The crash off Robinson Crusoe Island revived calls for the replacement of the aging aircraft, a few of which have been serving both the army and the air force.
Not all criticism within Chile of the tough and multipurpose C-212, used worldwide in challenging terrains, is justified, analysts said.
But the Chilean military has been aiming to replace its C-212s and other older aircraft and has repeatedly asked President Sebastian Pinera's administration for more hardware.
A multibillion-dollar military refurbishment program in neighboring Brazil has given fresh impetus to calls in Chile for a defense overhaul, including a large-scale modernization of the army, navy and air force.
The government's response has been to cite extraordinary spending on reconstruction after the magnitude 8.8 earthquake in February 2010 which devastated parts of Chile.

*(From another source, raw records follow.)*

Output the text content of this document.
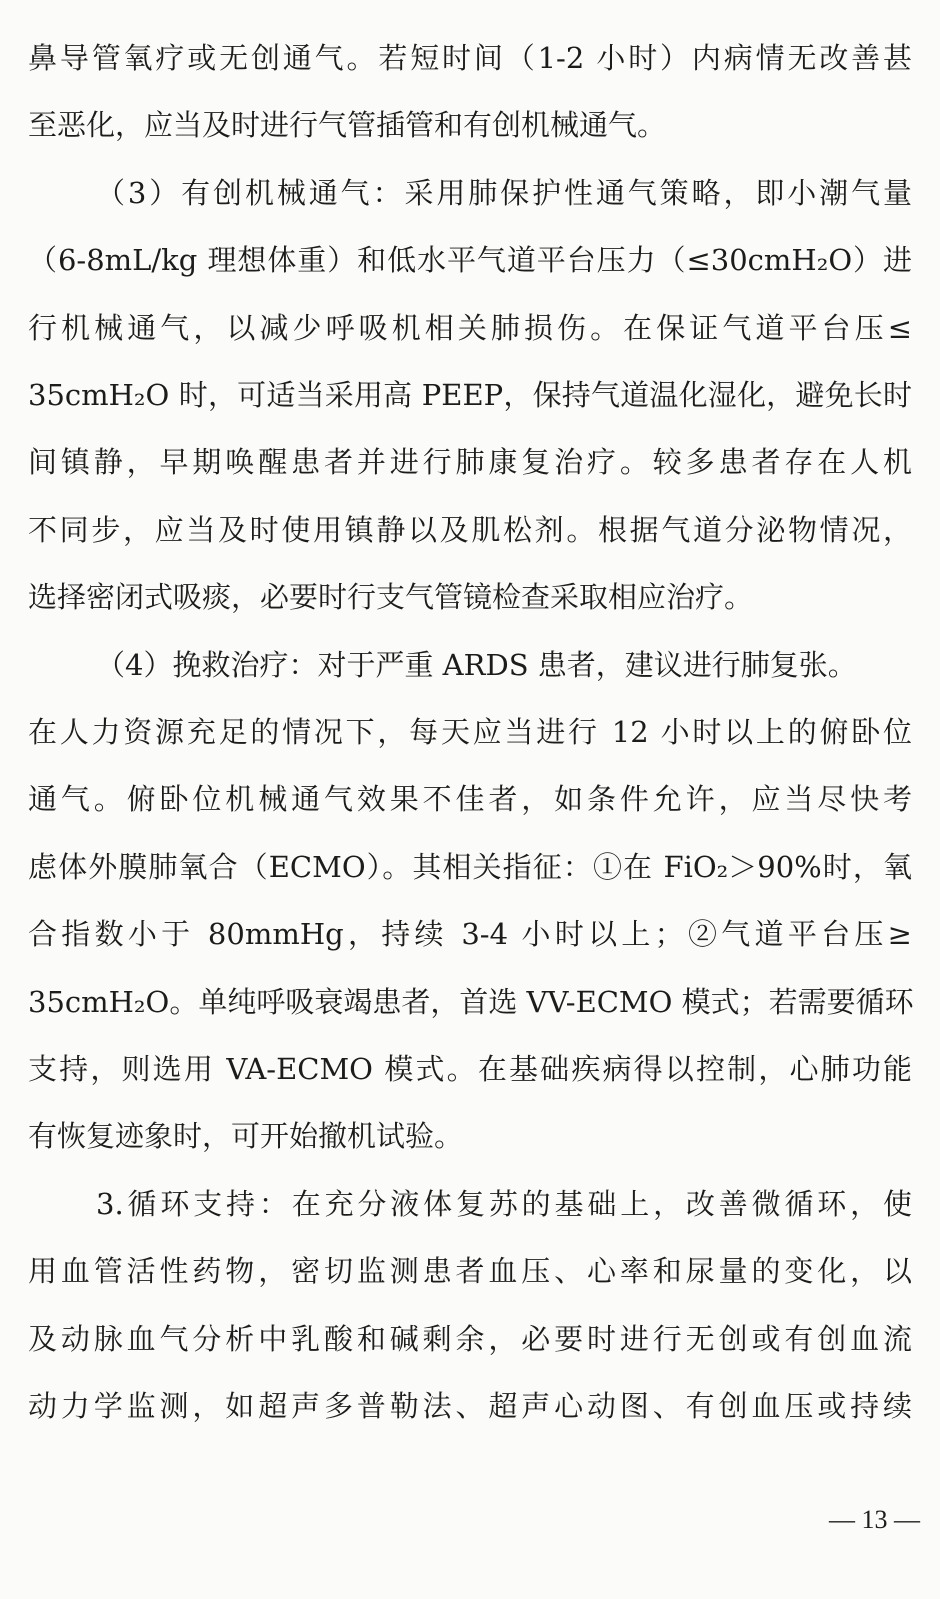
鼻导管氧疗或无创通气。若短时间（1-2 小时）内病情无改善甚
至恶化，应当及时进行气管插管和有创机械通气。
（3）有创机械通气：采用肺保护性通气策略，即小潮气量
（6-8mL/kg 理想体重）和低水平气道平台压力（≤30cmH₂O）进
行机械通气，以减少呼吸机相关肺损伤。在保证气道平台压≤
35cmH₂O 时，可适当采用高 PEEP，保持气道温化湿化，避免长时
间镇静，早期唤醒患者并进行肺康复治疗。较多患者存在人机
不同步，应当及时使用镇静以及肌松剂。根据气道分泌物情况，
选择密闭式吸痰，必要时行支气管镜检查采取相应治疗。
（4）挽救治疗：对于严重 ARDS 患者，建议进行肺复张。
在人力资源充足的情况下，每天应当进行 12 小时以上的俯卧位
通气。俯卧位机械通气效果不佳者，如条件允许，应当尽快考
虑体外膜肺氧合（ECMO）。其相关指征：①在 FiO₂＞90%时，氧
合指数小于 80mmHg，持续 3-4 小时以上；②气道平台压≥
35cmH₂O。单纯呼吸衰竭患者，首选 VV-ECMO 模式；若需要循环
支持，则选用 VA-ECMO 模式。在基础疾病得以控制，心肺功能
有恢复迹象时，可开始撤机试验。
3.循环支持：在充分液体复苏的基础上，改善微循环，使
用血管活性药物，密切监测患者血压、心率和尿量的变化，以
及动脉血气分析中乳酸和碱剩余，必要时进行无创或有创血流
动力学监测，如超声多普勒法、超声心动图、有创血压或持续
— 13 —
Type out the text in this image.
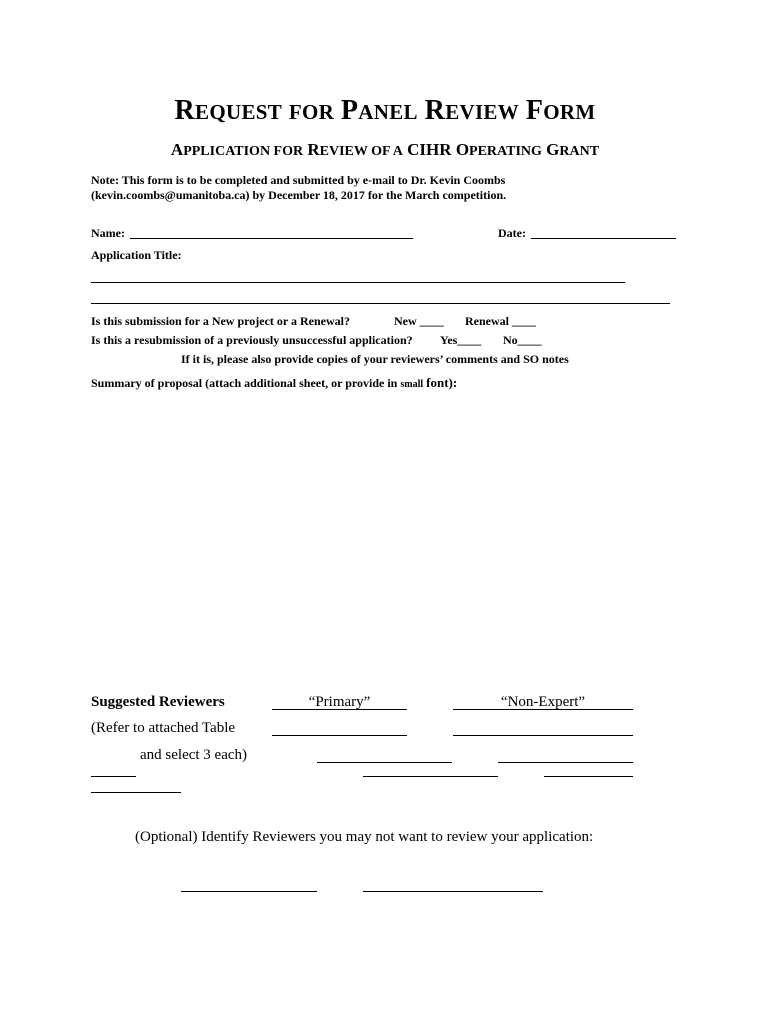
REQUEST FOR PANEL REVIEW FORM
APPLICATION FOR REVIEW OF A CIHR OPERATING GRANT
Note: This form is to be completed and submitted by e-mail to Dr. Kevin Coombs
(kevin.coombs@umanitoba.ca) by December 18, 2017 for the March competition.
Name:	Date:
Application Title:
Is this submission for a New project or a Renewal?	New ____ Renewal ____
Is this a resubmission of a previously unsuccessful application? Yes____ No____
If it is, please also provide copies of your reviewers’ comments and SO notes
Summary of proposal (attach additional sheet, or provide in small font):
Suggested Reviewers	“Primary”	“Non-Expert”
(Refer to attached Table
and select 3 each)
(Optional) Identify Reviewers you may not want to review your application:
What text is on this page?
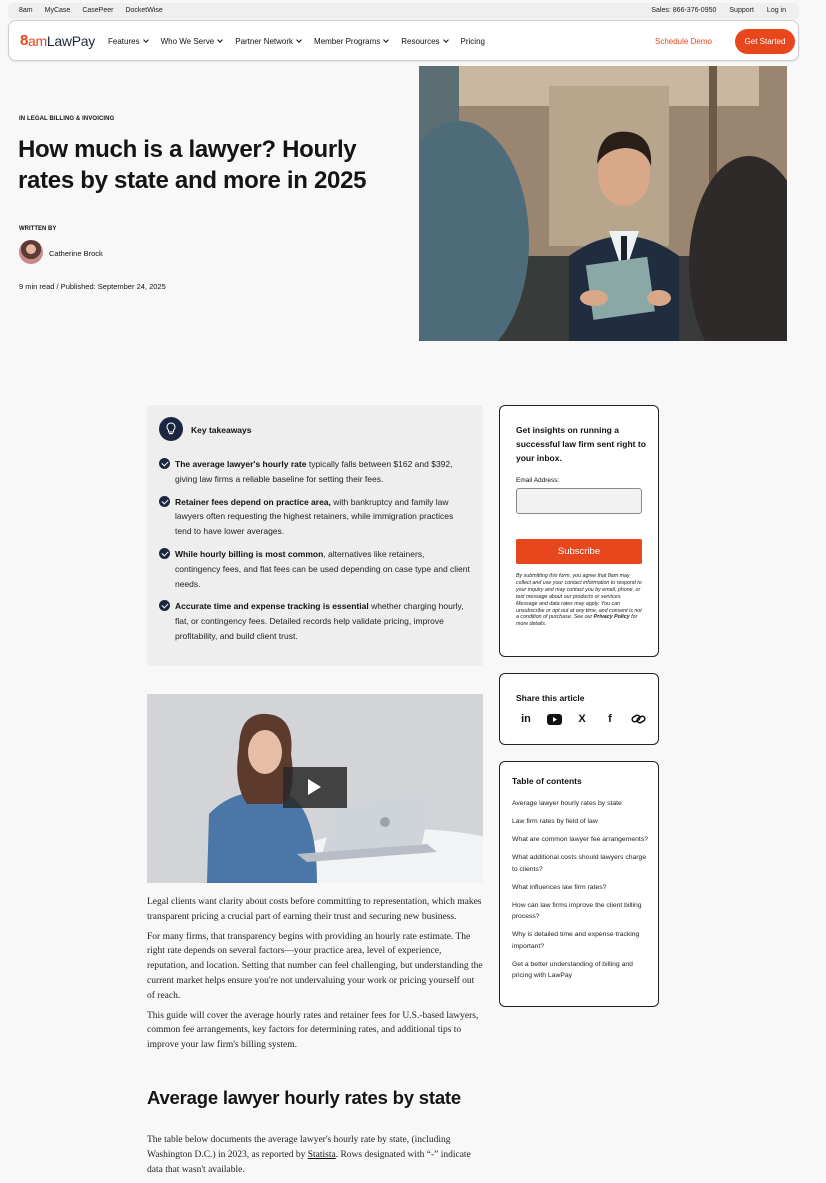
8am MyCase CasePeer DocketWise	Sales: 866-376-0950 Support Log in
8 am LawPay Features	Who We Serve	Partner Network	Member Programs	Resources	Pricing	Schedule Demo	Get Started
IN LEGAL BILLING & INVOICING
How much is a lawyer? Hourly rates by state and more in 2025
WRITTEN BY
Catherine Brock
9 min read / Published: September 24, 2025
Key takeaways
The average lawyer's hourly rate typically falls between $162 and $392, giving law firms a reliable baseline for setting their fees.
Retainer fees depend on practice area, with bankruptcy and family law lawyers often requesting the highest retainers, while immigration practices tend to have lower averages.
While hourly billing is most common, alternatives like retainers, contingency fees, and flat fees can be used depending on case type and client needs.
Accurate time and expense tracking is essential whether charging hourly, flat, or contingency fees. Detailed records help validate pricing, improve profitability, and build client trust.

Legal clients want clarity about costs before committing to representation, which makes transparent pricing a crucial part of earning their trust and securing new business.

For many firms, that transparency begins with providing an hourly rate estimate. The right rate depends on several factors—your practice area, level of experience, reputation, and location. Setting that number can feel challenging, but understanding the current market helps ensure you're not undervaluing your work or pricing yourself out of reach.

This guide will cover the average hourly rates and retainer fees for U.S.-based lawyers, common fee arrangements, key factors for determining rates, and additional tips to improve your law firm's billing system.

Average lawyer hourly rates by state
The table below documents the average lawyer's hourly rate by state, (including Washington D.C.) in 2023, as reported by Statista. Rows designated with “-” indicate data that wasn't available.
Get insights on running a successful law firm sent right to your inbox.
Email Address:
Subscribe
By submitting this form, you agree that 8am may collect and use your contact information to respond to your inquiry and may contact you by email, phone, or text message about our products or services. Message and data rates may apply. You can unsubscribe or opt out at any time, and consent is not a condition of purchase. See our Privacy Policy for more details.
Share this article
in	X	f
Table of contents
Average lawyer hourly rates by state
Law firm rates by field of law
What are common lawyer fee arrangements?
What additional costs should lawyers charge to clients?
What influences law firm rates?
How can law firms improve the client billing process?
Why is detailed time and expense tracking important?
Get a better understanding of billing and pricing with LawPay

More than 550 people died in the temblor, more perished from suffered in injuries in numerous aftershocks and the government had to pick up the bill for more than $30 billion in material damage, derailing plans for development spending.
The Chilean army wants to phase out its remaining CASA C-212-100, believed to be at least three out of four delivered in 1978, and the Chilean navy has similar plans. Various versions of the Spanish aircraft are deployed in armed forces across Latin America.
Chilean Army Aviation chief Gen. Ivan Gonzalez told La Tercera newspaper the military wants to sell the aircraft and look for replacements.
The army is also hoping to replace its Cessna T-41 single-engine planes used for pilot instruction.
The Chilean military's case for replacing its C-212 was strengthened by other incidents last year involving the aircraft, two of which happened in Canada and Indonesia.
The C-212 is a short takeoff and landing turboprop medium transport aircraft designed and built in Spain by Airbus. A similar plane is produced in Indonesia under license.
The C-212 is also used for civilian service in Canada, France, Germany, South Africa and the United States.
On Feb. 12, 2011 a C-212-100 operated by Indonesia's Sabang Merauke Raya Air Charter crashed killing all five people on board. An investigation determined the pilot in command was not qualified enough to operate the plane.
On April 1, 2011, a C-212-CC40 operated by Fugro Aviation Canada had to make a crash landing in Saskatoon, SK, causing one death and injuries to the two crew on board.
Supporters of the plane say the aircraft type should not be blamed as Chile considers substitutes for the C-212. The airstrip on the Robinson Crusoe Island in Chile is only about 3,000 feet long and is subject to strong winds, they point out.